Paying up

So one major credit rating agency has announced it has a bad feeling about the long-term value of U.S. government debt. Whatever could our government—which is to say, we, the U.S. public—have done to warrant that? How about refusing to collect revenue that could pay down existing debt:

(Via.)

Sure, government spending increases debt, and the U.S. government spends money to do lots of things I’d be happy to stop doing. But government does lots of things that any sane person agrees are necessary—paying for police and firefighters, building roads, preventing people from pissing in my drinking water—and even if we cut all those basic services to zero, we still wouldn’t have a balanced budget. (Non-defense discretionary spending for 2010 ≈ $530 billion; 2010 federal budget deficit ≈ $1,294 billion. Everyone can agree that 530 is not larger than 1,294 … right?)

When the government borrows, it borrows against tax revenue that it could, theoretically, collect to pay off the debt. Our collective decisions as U.S. citizens, expressed via elections—with admittedly varying degrees of accuracy and wisdom—have run up historically high national debt while driving the proportion of national income collected as taxes to a historical low. If you were loaning more and more money to a friend who kept working fewer and fewer hours a week, wouldn’t you start to get a bit edgy?

And if all this sounds a bit abstract, here’s a nice concrete number: the increased cost of U.S. debt associated with that credit rating agency’s bad feeling comes to about $322 per U.S. citizen. If I’m not mistaken, that’s a pretty big chunk of the refund I got back when the last round of big tax cuts took effect, ten years ago—and it’s just the start. ◼

The pacifist prepares his taxes

Todd: Daddy, what do taxes pay for?
Ned: Oh, why, everything! Policemen, trees, sunshine! And let’s not forget the folks who just don’t feel like working, God bless ’em!
— Exchange between Ned Flanders and his son Todd, from The Simpsons episode “The Trouble With Trillions”

I usually send in my tax return as soon as I get all the year-end paperwork, because it’s so insanely easy to do it online these days, and I like to put a refund in the bank. In fact, I’ve already got my refund, and put some of it toward a new camera. The IRS didn’t give me a total refund, though—which leaves me to contemplate what the Feds are doing with the little bit they kept.

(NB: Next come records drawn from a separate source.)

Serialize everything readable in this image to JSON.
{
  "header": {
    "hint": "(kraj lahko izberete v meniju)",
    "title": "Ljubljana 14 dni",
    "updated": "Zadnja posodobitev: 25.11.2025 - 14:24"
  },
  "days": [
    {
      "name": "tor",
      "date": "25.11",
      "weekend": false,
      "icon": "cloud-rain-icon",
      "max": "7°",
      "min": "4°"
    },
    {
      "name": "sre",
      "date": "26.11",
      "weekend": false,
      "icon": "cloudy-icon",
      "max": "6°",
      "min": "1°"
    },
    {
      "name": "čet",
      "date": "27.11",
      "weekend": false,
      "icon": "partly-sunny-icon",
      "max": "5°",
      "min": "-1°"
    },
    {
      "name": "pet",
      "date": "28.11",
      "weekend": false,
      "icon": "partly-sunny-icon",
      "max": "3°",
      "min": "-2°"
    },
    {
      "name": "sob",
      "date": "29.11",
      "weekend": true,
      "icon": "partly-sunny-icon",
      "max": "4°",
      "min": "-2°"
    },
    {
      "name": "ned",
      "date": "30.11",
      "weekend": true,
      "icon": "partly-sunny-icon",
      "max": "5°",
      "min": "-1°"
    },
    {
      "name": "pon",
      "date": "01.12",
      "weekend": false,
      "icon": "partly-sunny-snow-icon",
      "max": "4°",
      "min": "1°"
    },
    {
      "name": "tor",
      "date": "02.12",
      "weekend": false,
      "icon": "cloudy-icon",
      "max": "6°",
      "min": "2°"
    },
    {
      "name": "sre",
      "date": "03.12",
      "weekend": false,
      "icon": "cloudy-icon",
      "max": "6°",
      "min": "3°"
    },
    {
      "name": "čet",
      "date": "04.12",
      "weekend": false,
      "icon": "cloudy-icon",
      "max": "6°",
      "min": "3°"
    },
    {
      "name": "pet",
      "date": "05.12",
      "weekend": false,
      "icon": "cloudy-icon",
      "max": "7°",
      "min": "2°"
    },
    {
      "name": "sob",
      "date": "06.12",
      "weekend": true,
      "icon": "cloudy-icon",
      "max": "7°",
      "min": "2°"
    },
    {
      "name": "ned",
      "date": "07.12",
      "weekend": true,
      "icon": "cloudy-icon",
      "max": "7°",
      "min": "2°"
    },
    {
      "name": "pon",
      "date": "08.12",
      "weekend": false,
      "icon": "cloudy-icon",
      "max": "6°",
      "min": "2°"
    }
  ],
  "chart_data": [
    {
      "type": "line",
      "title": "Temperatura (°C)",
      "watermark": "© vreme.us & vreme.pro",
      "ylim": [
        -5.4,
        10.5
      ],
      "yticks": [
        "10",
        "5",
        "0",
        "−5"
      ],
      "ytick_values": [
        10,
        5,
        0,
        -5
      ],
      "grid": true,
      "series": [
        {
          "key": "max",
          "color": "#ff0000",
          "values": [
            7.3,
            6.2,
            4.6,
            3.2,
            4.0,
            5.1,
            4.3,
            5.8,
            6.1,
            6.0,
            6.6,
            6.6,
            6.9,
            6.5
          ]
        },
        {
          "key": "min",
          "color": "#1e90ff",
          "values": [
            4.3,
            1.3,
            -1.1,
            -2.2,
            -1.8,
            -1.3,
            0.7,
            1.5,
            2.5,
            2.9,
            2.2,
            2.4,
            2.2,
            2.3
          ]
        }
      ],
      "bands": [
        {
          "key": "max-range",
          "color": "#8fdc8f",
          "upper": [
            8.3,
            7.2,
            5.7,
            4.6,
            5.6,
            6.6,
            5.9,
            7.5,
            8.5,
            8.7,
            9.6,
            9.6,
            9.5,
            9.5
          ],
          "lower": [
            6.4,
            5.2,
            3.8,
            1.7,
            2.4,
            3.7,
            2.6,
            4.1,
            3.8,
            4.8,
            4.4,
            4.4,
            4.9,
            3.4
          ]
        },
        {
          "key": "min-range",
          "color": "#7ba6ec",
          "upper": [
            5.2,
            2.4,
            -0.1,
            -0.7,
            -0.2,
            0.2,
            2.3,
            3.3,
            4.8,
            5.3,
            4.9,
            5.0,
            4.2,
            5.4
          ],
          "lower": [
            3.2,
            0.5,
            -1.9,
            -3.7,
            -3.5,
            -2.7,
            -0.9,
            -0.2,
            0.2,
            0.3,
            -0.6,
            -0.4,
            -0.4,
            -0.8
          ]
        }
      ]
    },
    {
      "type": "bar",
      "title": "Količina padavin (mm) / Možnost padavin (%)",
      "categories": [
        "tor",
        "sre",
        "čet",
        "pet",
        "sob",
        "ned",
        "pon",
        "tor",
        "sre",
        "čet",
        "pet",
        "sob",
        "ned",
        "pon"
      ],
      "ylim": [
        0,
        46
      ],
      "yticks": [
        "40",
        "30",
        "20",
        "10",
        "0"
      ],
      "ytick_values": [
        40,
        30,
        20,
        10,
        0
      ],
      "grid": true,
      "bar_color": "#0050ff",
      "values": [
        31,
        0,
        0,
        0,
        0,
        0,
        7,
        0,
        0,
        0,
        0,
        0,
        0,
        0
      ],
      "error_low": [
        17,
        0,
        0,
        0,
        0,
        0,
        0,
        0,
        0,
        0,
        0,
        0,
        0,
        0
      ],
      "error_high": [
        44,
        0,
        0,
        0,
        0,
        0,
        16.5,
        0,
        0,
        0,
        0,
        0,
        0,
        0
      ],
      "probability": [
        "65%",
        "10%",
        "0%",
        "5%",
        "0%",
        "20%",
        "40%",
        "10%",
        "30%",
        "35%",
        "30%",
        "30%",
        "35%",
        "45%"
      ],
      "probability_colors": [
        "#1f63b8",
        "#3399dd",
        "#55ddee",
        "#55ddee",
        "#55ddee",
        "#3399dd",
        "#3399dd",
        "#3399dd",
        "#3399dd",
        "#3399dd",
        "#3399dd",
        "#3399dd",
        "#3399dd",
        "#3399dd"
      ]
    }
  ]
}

In principle, I’m in favor of taxes. There are lots of things that are simply only do-able by lots of people banding together and chipping in, like roads and other infrastructure, the arts, scientific research, or the social safety net. Or national defense. This last gives me pause every tax season for the simple reason that I’m opposed to violence, including the officially-sanctioned kind. Partly this is because I was raised in a pacifist religious tradition, but if my country’s militaristic foreign policy of the previous decade proved anything, it’s that “violence is the last refuge of the incompetent.”


Photo by Darren Hester.

I know I’m in a minority among Americans; but it’s a frustrating minority to be in. As the national debate fixates on government spending, everyone is worried about the Federal budget deficit, but no-one seems to be interested in how the Pentagon is contributing to it. The Obama Administration has proposed the biggest military budget since World War II, and while spending associated with the wars in Iraq and Afghanistan is supposed to end in a couple years (good luck with that), the baseline Pentagon budget will just keep growing, overwhelming savings from the spending freeze the Obama Administration has proposed for select non-military programs. It’s not as though the Pentagon is some paragon of responsible spending—there’s certainly room to cut its budget, if only the Administration would put in the effort.

In short, balancing the budget without cutting military spending will end up cutting non-military Federal programs in support of greater and greater military spending. The Federal spending that’s mostly unproblematic for me threatens to be overwhelmed by the Federal spending that I mostly don’t support.

So what’s a tax-paying pacifist to do?

Some folks who think like me withhold a symbolic portion of their taxes. Many join the campaign for a peace tax fund—the right to request on the tax form that one’s taxes go only toward non-military spending. A very few others make lifestyle choices that let them live on an income below the lowest tax bracket. But each of these options has its own problems.

Withholding taxes implies that the money is used for military spending against my will; but it’s not as though I have any less say in how it’s spent than any other taxpayer. More, in fact, since I vote in off-year elections. I’d object to another American withholding taxes in protest of, say, funding for the National Science Foundation—I can’t very well do the same for military funding.

Similarly with the Peace Tax Fund: I just don’t believe that spending decisions should be made at the level of the individual tax return. Passage of a Peace Tax Fund would imply that there could be an Anti-Medicare Tax Fund, or an Anti-National Endowment for the Arts Tax Fund (under, presumably, less-cumbersome names).

Finally, living below the taxable income threshold is a sacrifice I’ll admit I’m not willing to make. I live pretty simply as a graduate student; I’m frankly not sure how I’d make due with less, even given Northern Idaho costs-of-living.

All of which leaves me to vote for slightly-less-militaristic Democrats, fill out my online 1040EZ, and wait for my refund.